This is a lightweight internationalization library which is in early alpha state. This means it is work in progress, unstable, can contain bugs and the API can change until first stable release.
- lightweight bundle size ~1 kb (brotli compressed, without plugins)
- no global state
- it is made with dependency injection in mind
- Build-in support for plurals, interpolation and context
- uses Intl.Locale and Intl.PluralRules under the hood
- Extendable with plugins
- No loading mechanism. Nowadays we have dynamic imports and fetch and both can do this job perfectly
- No namespaces. You can add translations while runtime without the need for namespaces If you want some kind of namespaces you can use multidimensional objects
- No nesting. Could be implemented with a plugin
- No objects, no arrays
- No formatting. Could be implemented with a plugin
There will be a few plugins on stable release. Planed are:
- [done] Datetime Formatter, like
[[date|1558819424|short]]
to05/25
- [done] Currency Formatter, like
[[cur|2.323122]]
to€ 2,32
- [done] Number Formatter, like
[[number|2.323122|2]]
to2,32
- [todo] Html2Char Converter, for some useful codes like
­
to0x00AD
The reason why this functionality isn't included in the main bundle is that in many cases they are not needed, or you need only one or two and not all.
import {Translator} from "@owja/i18n";
const translator = new Translator({default:"de",fallback:"en"});
If you use a dependency injection tool, you can bind the .t()
method of the translator
constant
to make accessing the main functionality as easy as possible.
a) Adding with static imports
import de from "lang/de.json";
import en from "lang/de.json";
translator.addResource("de", de);
translator.addResource("en", en);
b) Adding with dynamic imports
import("lang/de.json").then((m) => translator.addResource("de", m.default));
import("lang/en.json").then((m) => translator.addResource("en", m.default));
c) Adding with fetch
fetch("lang/de.json").then(r => r.json())
.then((r) => translator.addResource("de", r));
fetch("lang/en.json").then(r => r.json())
.then((r) => translator.addResource("en", r));
lang/de.json
{
"hello": "Hallo Welt",
"car": "Auto",
"car_other": "Autos",
"employee_male_0": "Kein Mitarbeiter",
"employee_male_one": "Der Mitarbeiter",
"employee_male_other": "Die Mitarbeiter",
"employee_female_0": "Keine Mitarbeiterinnen",
"employee_female_one": "Die Mitarbeiterin",
"employee_female_other": "Die Mitarbeiterinnen",
"dashboard": {
"button": "Ok"
},
"contact": {
"button": "Senden"
}
}
translate.t("hello"); // output: "Hallo Welt"
translate.t("car", {count: 2}); // output: "Autos"
translate.t("car", {count: 1}); // output: "Auto"
translate.t("employee", {count: 0, context: "male"}); // output: "Kein Mitarbeiter"
translate.t("employee", {count: 1, context: "male"}); // output: "Der Mitarbeiter"
translate.t("employee", {count: 2, context: "male"}); // output: "Die Mitarbeiter"
translate.t("employee", {count: 0, context: "female"}); // output: "Keine Mitarbeiterinnen"
translate.t("employee", {count: 1, context: "female"}); // output: "Die Mitarbeiterin"
translate.t("employee", {count: 2, context: "female"}); // output: "Die Mitarbeiterinnen"
translate.t("dashboard.button"}); // output: "Ok"
translate.t("contact.button"}); // output: "Senden"
Intl.PluralRules
is used under the hood to get the rule for the current set locale.

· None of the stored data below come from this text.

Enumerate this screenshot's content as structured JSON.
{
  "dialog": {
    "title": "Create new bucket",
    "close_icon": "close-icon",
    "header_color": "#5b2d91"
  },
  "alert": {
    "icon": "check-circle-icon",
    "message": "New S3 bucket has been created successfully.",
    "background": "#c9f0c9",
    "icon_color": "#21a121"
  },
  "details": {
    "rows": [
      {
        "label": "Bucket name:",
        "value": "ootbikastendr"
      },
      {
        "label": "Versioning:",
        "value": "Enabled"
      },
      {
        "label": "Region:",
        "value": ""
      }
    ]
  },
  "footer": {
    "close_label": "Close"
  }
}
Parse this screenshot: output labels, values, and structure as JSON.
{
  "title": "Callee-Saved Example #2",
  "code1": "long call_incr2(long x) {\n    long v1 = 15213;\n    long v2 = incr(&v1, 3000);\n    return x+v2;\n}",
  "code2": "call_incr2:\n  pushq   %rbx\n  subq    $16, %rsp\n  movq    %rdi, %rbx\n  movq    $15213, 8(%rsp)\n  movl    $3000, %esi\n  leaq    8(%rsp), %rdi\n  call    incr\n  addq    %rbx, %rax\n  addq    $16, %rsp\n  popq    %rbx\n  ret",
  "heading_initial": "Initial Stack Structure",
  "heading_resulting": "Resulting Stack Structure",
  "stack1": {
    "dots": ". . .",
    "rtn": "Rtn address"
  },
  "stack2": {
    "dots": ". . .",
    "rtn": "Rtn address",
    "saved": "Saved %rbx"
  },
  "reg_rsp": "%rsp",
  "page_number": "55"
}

For example this is in german and english:
- -1 is
one
- 1 is
one
- everything else is
other
...and in arabic:
- less than -10 is
many
- -3 to -10 is
few
- -2 is
two
- -1 is
one
- 0 is
zero
- 1 is
one
- 2 is
two
- 3 to 10 is
few
- greater than 10 is
many
Setting the language:
translate.locale("de"); // sets only the language and is guessing the region which will result in DE in this case
translate.locale("de-DE"); // sets language and region
translate.locale(new Intl.Locale("de-DE")); // sets language and region too
translate.locale("zh-Hant-HK"); // sets language, script and region
translate.locale(new Intl.Locale("zh-Hant-HK")); // sets language, script and region too
Getting the language:
translate.short(); // short locale (language) like "en" or like "zh-Hant" if script was set
translate.long(); // long locale like "en-GB" or like "zh-Hant-HK" if script was set
translate.script(); // long script like "Hant" if script was set else it returns undefined
translate.region(); // region of the current locale like "DE" if "de" or "de-DE" was set
Listening to language change and unsubscribe:
// subscribe
const unsubscribe = translate.listen(() => alert("language was changed"));
// and this will unsubscribe the listener
unsubscribe();
Note: The callback will get triggered on some other changes too, like new translation resources or plugins got added.
This library is made with inspiration of the well known i18next framework.